Они летели. Или падали.
Куда, где, когда, сколько по времени?
Падали… Его желание, её доверие, их любовь – падали.
Они летели…
Куда?
Где весь мир сразу!
Как?
Глазами Богов.
* * *
То, что Она видела перед собой, не было похоже ни на что земное. Всё пространство вокруг походило на разлитые и перемешанные в воздухе гуашевые краски. И не было земли в этом мире, не было неба; но всё было одинаково красивым и разноцветным. Воздух был не прозрачный, а густой, как желе. «Мир, глазами богов, – вспомнила Она. – Но где же Он сам? Где они? Где утёс, прибрежные камни, её дом?»
Он и правда неземной! Необычный! Он сумел сделать невозможное, невообразимое.

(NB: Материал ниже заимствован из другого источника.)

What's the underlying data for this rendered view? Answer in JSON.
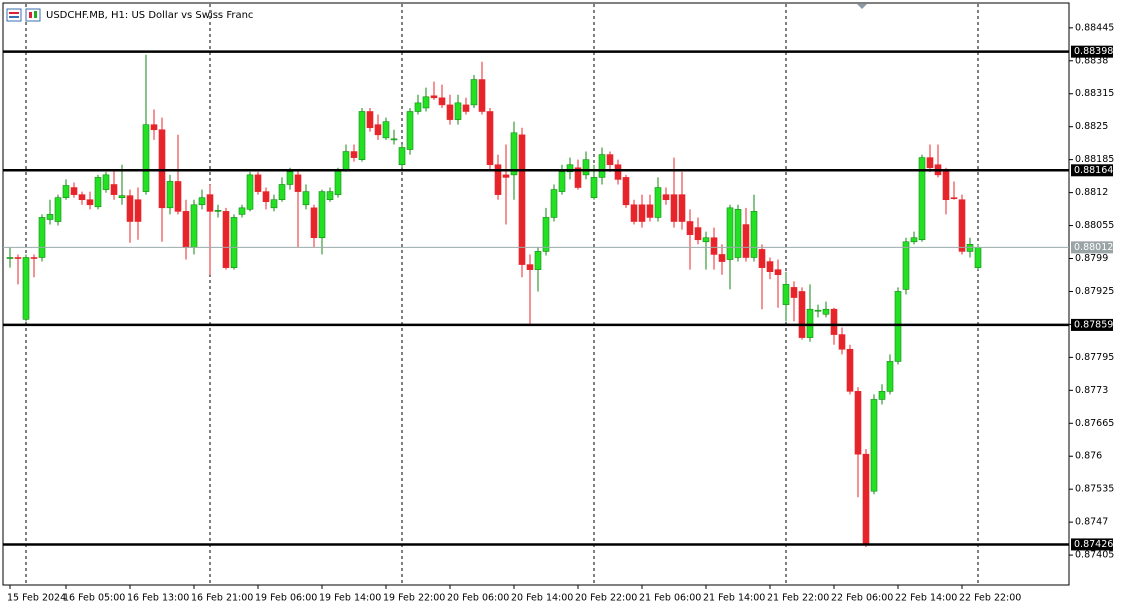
{
  "chart_data": {
    "type": "candlestick",
    "title": "USDCHF.MB, H1:  US Dollar vs Swiss Franc",
    "categories": [
      "15 Feb 2024",
      null,
      null,
      null,
      null,
      null,
      null,
      "16 Feb 05:00",
      null,
      null,
      null,
      null,
      null,
      null,
      null,
      "16 Feb 13:00",
      null,
      null,
      null,
      null,
      null,
      null,
      null,
      "16 Feb 21:00",
      null,
      null,
      null,
      null,
      null,
      null,
      null,
      "19 Feb 06:00",
      null,
      null,
      null,
      null,
      null,
      null,
      null,
      "19 Feb 14:00",
      null,
      null,
      null,
      null,
      null,
      null,
      null,
      "19 Feb 22:00",
      null,
      null,
      null,
      null,
      null,
      null,
      null,
      "20 Feb 06:00",
      null,
      null,
      null,
      null,
      null,
      null,
      null,
      "20 Feb 14:00",
      null,
      null,
      null,
      null,
      null,
      null,
      null,
      "20 Feb 22:00",
      null,
      null,
      null,
      null,
      null,
      null,
      null,
      "21 Feb 06:00",
      null,
      null,
      null,
      null,
      null,
      null,
      null,
      "21 Feb 14:00",
      null,
      null,
      null,
      null,
      null,
      null,
      null,
      "21 Feb 22:00",
      null,
      null,
      null,
      null,
      null,
      null,
      null,
      "22 Feb 06:00",
      null,
      null,
      null,
      null,
      null,
      null,
      null,
      "22 Feb 14:00",
      null,
      null,
      null,
      null,
      null,
      null,
      null,
      "22 Feb 22:00",
      null,
      null
    ],
    "open": [
      0.87992,
      0.87992,
      0.8787,
      0.87992,
      0.87992,
      0.88067,
      0.88063,
      0.8811,
      0.8813,
      0.88116,
      0.88106,
      0.88092,
      0.88126,
      0.88136,
      0.8811,
      0.88114,
      0.88106,
      0.88122,
      0.88254,
      0.88244,
      0.8809,
      0.88142,
      0.88083,
      0.88012,
      0.88096,
      0.88116,
      0.88083,
      0.88083,
      0.87972,
      0.88077,
      0.88087,
      0.88155,
      0.88122,
      0.8809,
      0.88106,
      0.88136,
      0.88155,
      0.88096,
      0.8809,
      0.88031,
      0.88106,
      0.88116,
      0.88165,
      0.88201,
      0.88185,
      0.8828,
      0.88254,
      0.88228,
      0.88224,
      0.88175,
      0.88205,
      0.8828,
      0.88287,
      0.88311,
      0.88307,
      0.88293,
      0.88264,
      0.88293,
      0.88293,
      0.88343,
      0.8828,
      0.88175,
      0.88155,
      0.88155,
      0.88234,
      0.87978,
      0.87968,
      0.88004,
      0.88071,
      0.88122,
      0.88161,
      0.88169,
      0.88155,
      0.8811,
      0.8815,
      0.88195,
      0.88175,
      0.8815,
      0.88096,
      0.88096,
      0.88096,
      0.88071,
      0.88116,
      0.88116,
      0.88116,
      0.88063,
      0.88051,
      0.88023,
      0.88031,
      0.87998,
      0.87988,
      0.87992,
      0.88057,
      0.87992,
      0.88008,
      0.87984,
      0.87968,
      0.87899,
      0.87933,
      0.87925,
      0.87834,
      0.87886,
      0.8788,
      0.8789,
      0.8784,
      0.87811,
      0.87728,
      0.87604,
      0.87531,
      0.87712,
      0.87728,
      0.87787,
      0.87929,
      0.88023,
      0.88027,
      0.88189,
      0.88175,
      0.88161,
      0.8811,
      0.88106,
      0.88004,
      0.87972
    ],
    "high": [
      0.88012,
      0.87998,
      0.87998,
      0.87998,
      0.88077,
      0.88106,
      0.88116,
      0.88146,
      0.8814,
      0.88122,
      0.88122,
      0.88155,
      0.88161,
      0.88165,
      0.88175,
      0.88126,
      0.8813,
      0.88392,
      0.88284,
      0.88268,
      0.88155,
      0.88234,
      0.88106,
      0.88106,
      0.88126,
      0.88136,
      0.88096,
      0.8809,
      0.88077,
      0.88096,
      0.88161,
      0.88161,
      0.8813,
      0.88116,
      0.8815,
      0.88169,
      0.88165,
      0.88136,
      0.88096,
      0.88126,
      0.8813,
      0.88169,
      0.88215,
      0.88215,
      0.88287,
      0.88287,
      0.88274,
      0.88268,
      0.88244,
      0.88215,
      0.88287,
      0.88313,
      0.88327,
      0.88339,
      0.88333,
      0.88313,
      0.88313,
      0.88307,
      0.88352,
      0.88378,
      0.88287,
      0.88195,
      0.88215,
      0.8826,
      0.88248,
      0.87998,
      0.88012,
      0.8809,
      0.88136,
      0.88175,
      0.88189,
      0.88185,
      0.88201,
      0.88175,
      0.88209,
      0.88201,
      0.88185,
      0.88155,
      0.88106,
      0.88116,
      0.88116,
      0.8815,
      0.8813,
      0.88189,
      0.88161,
      0.88087,
      0.88071,
      0.88043,
      0.88051,
      0.88018,
      0.88096,
      0.88096,
      0.8809,
      0.88116,
      0.88018,
      0.87992,
      0.87988,
      0.87964,
      0.87945,
      0.87933,
      0.87939,
      0.87899,
      0.87905,
      0.87893,
      0.87854,
      0.8782,
      0.87736,
      0.87614,
      0.87722,
      0.87742,
      0.87801,
      0.87933,
      0.88031,
      0.88043,
      0.88195,
      0.88215,
      0.88215,
      0.88169,
      0.88142,
      0.88116,
      0.88031,
      0.88018
    ],
    "low": [
      0.87972,
      0.87939,
      0.87866,
      0.87953,
      0.87984,
      0.88057,
      0.88055,
      0.88106,
      0.8811,
      0.88096,
      0.88087,
      0.88087,
      0.8812,
      0.88106,
      0.88096,
      0.88021,
      0.88027,
      0.88116,
      0.88224,
      0.88023,
      0.88077,
      0.88077,
      0.87988,
      0.87998,
      0.88087,
      0.87958,
      0.88071,
      0.87968,
      0.87968,
      0.88071,
      0.88083,
      0.88116,
      0.88087,
      0.88083,
      0.88102,
      0.88126,
      0.88012,
      0.88087,
      0.88012,
      0.87998,
      0.88102,
      0.8811,
      0.88161,
      0.88181,
      0.88181,
      0.8824,
      0.88224,
      0.88224,
      0.88215,
      0.88169,
      0.88195,
      0.88274,
      0.8828,
      0.88303,
      0.88287,
      0.88254,
      0.88254,
      0.88274,
      0.88287,
      0.88274,
      0.88165,
      0.88106,
      0.88057,
      0.88106,
      0.87953,
      0.8786,
      0.87925,
      0.87996,
      0.88063,
      0.88116,
      0.88146,
      0.88126,
      0.88146,
      0.88106,
      0.88136,
      0.88161,
      0.88136,
      0.8809,
      0.88057,
      0.88051,
      0.88063,
      0.88063,
      0.88096,
      0.88051,
      0.88047,
      0.87968,
      0.88018,
      0.87968,
      0.87968,
      0.87958,
      0.87929,
      0.87984,
      0.87984,
      0.87984,
      0.8789,
      0.87949,
      0.87893,
      0.87866,
      0.87866,
      0.8783,
      0.87826,
      0.87874,
      0.87874,
      0.8782,
      0.87801,
      0.87722,
      0.87519,
      0.87421,
      0.87525,
      0.87702,
      0.87722,
      0.87781,
      0.87919,
      0.88018,
      0.88023,
      0.88161,
      0.8815,
      0.88077,
      0.88106,
      0.87998,
      0.87992,
      0.87968
    ],
    "close": [
      0.87992,
      0.8799,
      0.87992,
      0.8799,
      0.88071,
      0.88077,
      0.8811,
      0.88134,
      0.88116,
      0.88106,
      0.88096,
      0.8815,
      0.88155,
      0.88116,
      0.88114,
      0.88063,
      0.88063,
      0.88254,
      0.88244,
      0.8809,
      0.88142,
      0.88083,
      0.88012,
      0.88096,
      0.8811,
      0.88083,
      0.88085,
      0.87972,
      0.88071,
      0.8809,
      0.88155,
      0.88122,
      0.88102,
      0.88106,
      0.88136,
      0.88161,
      0.88122,
      0.88122,
      0.88031,
      0.88122,
      0.88122,
      0.88165,
      0.88201,
      0.88189,
      0.8828,
      0.88248,
      0.88234,
      0.8826,
      0.88226,
      0.88209,
      0.8828,
      0.88297,
      0.88309,
      0.88307,
      0.88293,
      0.88264,
      0.88297,
      0.8828,
      0.88343,
      0.8828,
      0.88175,
      0.88116,
      0.8815,
      0.88238,
      0.87978,
      0.87968,
      0.88004,
      0.88071,
      0.88126,
      0.88161,
      0.88175,
      0.8813,
      0.88185,
      0.8815,
      0.88195,
      0.88175,
      0.88146,
      0.88096,
      0.88063,
      0.88063,
      0.88071,
      0.8813,
      0.88106,
      0.88063,
      0.88063,
      0.88037,
      0.88027,
      0.88031,
      0.87998,
      0.87984,
      0.8809,
      0.88087,
      0.87992,
      0.88083,
      0.87972,
      0.87964,
      0.87958,
      0.87939,
      0.87913,
      0.87834,
      0.8789,
      0.87888,
      0.8789,
      0.8784,
      0.87811,
      0.87728,
      0.87604,
      0.87426,
      0.87712,
      0.87728,
      0.87787,
      0.87925,
      0.88023,
      0.88031,
      0.88189,
      0.88169,
      0.88155,
      0.88106,
      0.88108,
      0.88004,
      0.88018,
      0.88012
    ],
    "up_color": "#22e022",
    "down_color": "#e8242b",
    "ylim": [
      0.87346,
      0.88494
    ],
    "yticks": [
      0.88445,
      0.8838,
      0.88315,
      0.8825,
      0.88185,
      0.8812,
      0.88055,
      0.8799,
      0.87925,
      0.8786,
      0.87795,
      0.8773,
      0.87665,
      0.876,
      0.87535,
      0.8747,
      0.87405
    ],
    "levels": [
      0.88398,
      0.88164,
      0.87859,
      0.87426
    ],
    "current_price": 0.88012
  }
}
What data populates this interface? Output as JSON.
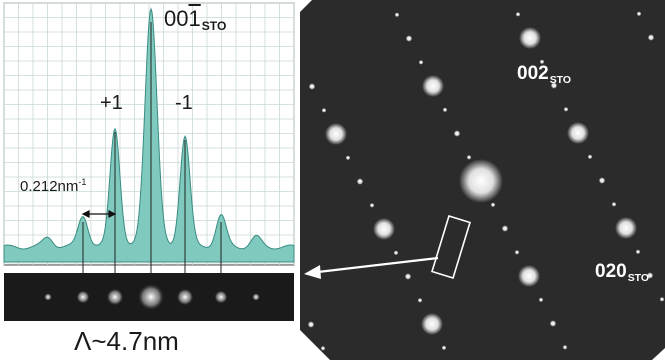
{
  "profile": {
    "peak_main_label": {
      "base": "00",
      "bar_digit": "1",
      "sub": "STO"
    },
    "peak_plus_label": "+1",
    "peak_minus_label": "-1",
    "spacing_label": {
      "base": "0.212nm",
      "sup": "-1"
    },
    "period_label": "Λ~4.7nm",
    "colors": {
      "fill": "#7fc9bf",
      "stroke": "#3a8c82",
      "grid": "#c8d8d4"
    }
  },
  "diffraction": {
    "label_002": {
      "base": "002",
      "sub": "STO"
    },
    "label_020": {
      "base": "020",
      "sub": "STO"
    },
    "colors": {
      "background": "#2a2a2a",
      "spot": "#ffffff",
      "box": "#ffffff"
    }
  }
}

Не многим дано досконально узнать и понять близкого человека, а тем более, заглянуть в его сердце и увидеть его внутренний мир его же глазами. Проживая всю жизнь с близким человеком, даже при кажущейся открытости и откровенности, и уверенности на все сто процентов, что мы знаем его, как себя, знаем всё, о чём он думает, чем дышит и о чём мечтает, мы, увы, всё равно до конца так и не сумеем с полной уверенностью познать его мироощущение. Хорошо ли это, плохо ли, но матушка Природа наложила табу на многие человеческие прихоти и желания. Возможно, так оно и лучше: то, что мы не знаем правду, иначе не избежали бы разочарования. Но такова людская натура: человеку дай возможность, и он непременно воспользуется шансом познать чужие мысли. Любопытство затмевает разумность и скромность; алчность призывает вкусить сладкий нектар запретного плода. Кто же откажется от подарка судьбы: от возможности, например, хоть на миг заглянуть в своё будущее, прочитать чьи-то помыслы или познать суть Мироздания.